Process Industries and Management Consulting Continue to Do Well
Along with Energy Division, AFRY’s other small business units enjoyed solid organic growth. Process Industries Division was up by +5.8% during the quarter, in line with full-year 2020 (+5.2% at cc/cs). The pulp industry continues to drive spending to small OPEX expenses. CAPEX investments remain on hold. Overall, clients are turning to sustainability projects. This is good news for planet Earth!
Management Consulting Division, which offers consulting services around both the energy and process industries, benefited from this momentum. Revenues were up by +16.5% organically.
Large Business Units Will Now Benefit from Favorable Comps
AFRY’s next challenge is to get its two large business units (Infrastructure and Industrial & Digital Solutions) back to growth. The infrastructure Division is the company’s large unit. Over the past two years, it has moved from a growth engine delivering 5-10% organic growth to a low single-digit decline. In Q1 2021, revenues were down by 3.0% at cc/cs. The unit suffered from the commercial real estate client sector. AFRY is shifting its commercial focus to growth areas, transportation (e.g., railways), sustainability and smart transportation, and water utilities. Clients are investing in digital (e.g., BIM) and sustainability, precisely where AFRY is focusing. We think AFRY’s efforts should pay off in the next quarters. Easier comps from Q2 onward will help too.
Finally, the situation of Industrial & Digital Solution is different.
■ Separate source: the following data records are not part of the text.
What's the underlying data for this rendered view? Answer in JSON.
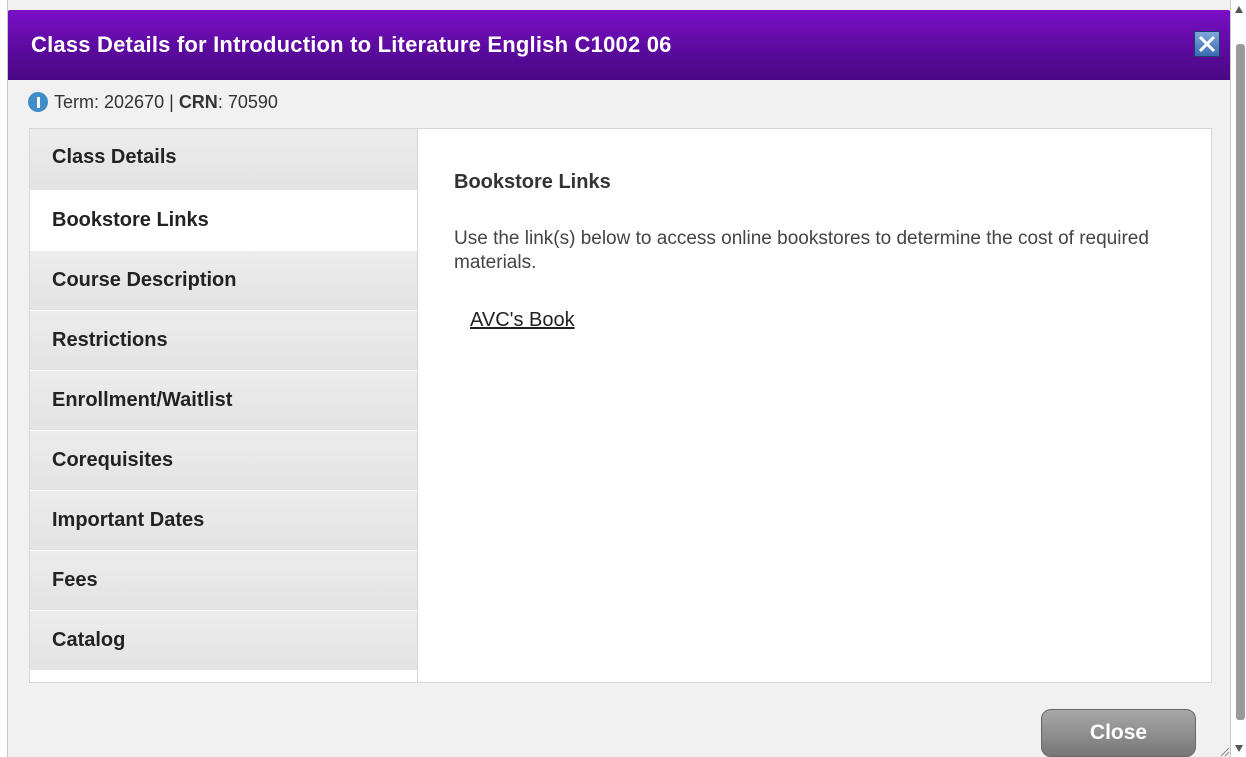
{
  "dialog": {
    "title": "Class Details for Introduction to Literature English C1002 06",
    "close_icon": "close-x-icon",
    "meta": {
      "term_label": "Term",
      "term_value": "202670",
      "separator": "|",
      "crn_label": "CRN",
      "crn_value": "70590"
    }
  },
  "tabs": [
    {
      "label": "Class Details"
    },
    {
      "label": "Bookstore Links"
    },
    {
      "label": "Course Description"
    },
    {
      "label": "Restrictions"
    },
    {
      "label": "Enrollment/Waitlist"
    },
    {
      "label": "Corequisites"
    },
    {
      "label": "Important Dates"
    },
    {
      "label": "Fees"
    },
    {
      "label": "Catalog"
    }
  ],
  "active_tab": "Bookstore Links",
  "content": {
    "heading": "Bookstore Links",
    "description": "Use the link(s) below to access online bookstores to determine the cost of required materials.",
    "link": "AVC's Book"
  },
  "footer": {
    "close_label": "Close"
  },
  "colors": {
    "titlebar": "#5a0a9b",
    "info_icon": "#3f8dc8"
  }
}
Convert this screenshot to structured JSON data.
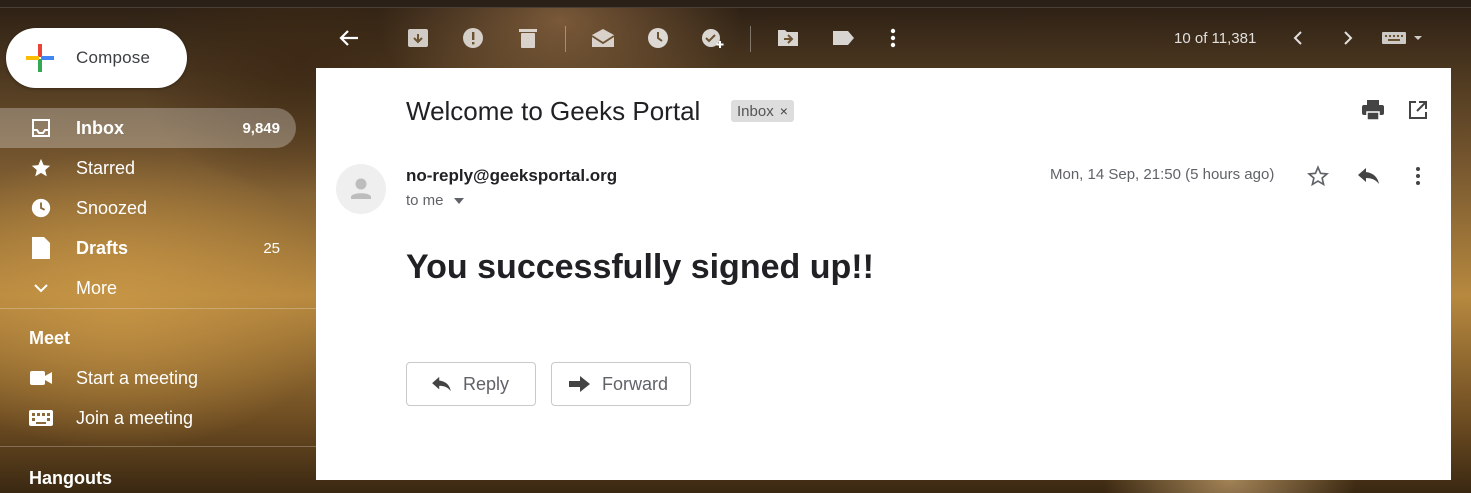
{
  "compose": {
    "label": "Compose",
    "colors": [
      "#ea4335",
      "#4285f4",
      "#34a853",
      "#fbbc04"
    ]
  },
  "sidebar": {
    "items": [
      {
        "icon": "inbox-icon",
        "label": "Inbox",
        "count": "9,849"
      },
      {
        "icon": "star-icon",
        "label": "Starred",
        "count": ""
      },
      {
        "icon": "clock-icon",
        "label": "Snoozed",
        "count": ""
      },
      {
        "icon": "draft-icon",
        "label": "Drafts",
        "count": "25"
      },
      {
        "icon": "chevron-down-icon",
        "label": "More",
        "count": ""
      }
    ],
    "meet": {
      "title": "Meet",
      "items": [
        {
          "icon": "video-camera-icon",
          "label": "Start a meeting"
        },
        {
          "icon": "keyboard-icon",
          "label": "Join a meeting"
        }
      ]
    },
    "hangouts": {
      "title": "Hangouts"
    }
  },
  "toolbar": {
    "icons": [
      "back-arrow-icon",
      "archive-icon",
      "report-spam-icon",
      "delete-icon",
      "mark-unread-icon",
      "snooze-icon",
      "add-task-icon",
      "move-to-icon",
      "label-icon",
      "more-vert-icon"
    ],
    "pager": "10 of 11,381",
    "nav_icons": [
      "chevron-left-icon",
      "chevron-right-icon",
      "keyboard-icon"
    ]
  },
  "message": {
    "subject": "Welcome to Geeks Portal",
    "label": "Inbox",
    "label_close": "×",
    "sender": "no-reply@geeksportal.org",
    "to": "to me",
    "date": "Mon, 14 Sep, 21:50 (5 hours ago)",
    "body": "You successfully signed up!!",
    "reply_label": "Reply",
    "forward_label": "Forward"
  }
}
Back in 2019, automotive accounted for ~60% of the division’s revenues, with heavy exposure to staff augmentation. Staff aug still represent two-thirds of the business unit. However, the unit will now benefit from a declining automotive revenue mix and easier comps. In short, the division has hit bottom and can only get better. This is not fully satisfactory. However, AFRY now has three units, albeit small, very decently growing. AFRY’s organic growth will, therefore, accelerate.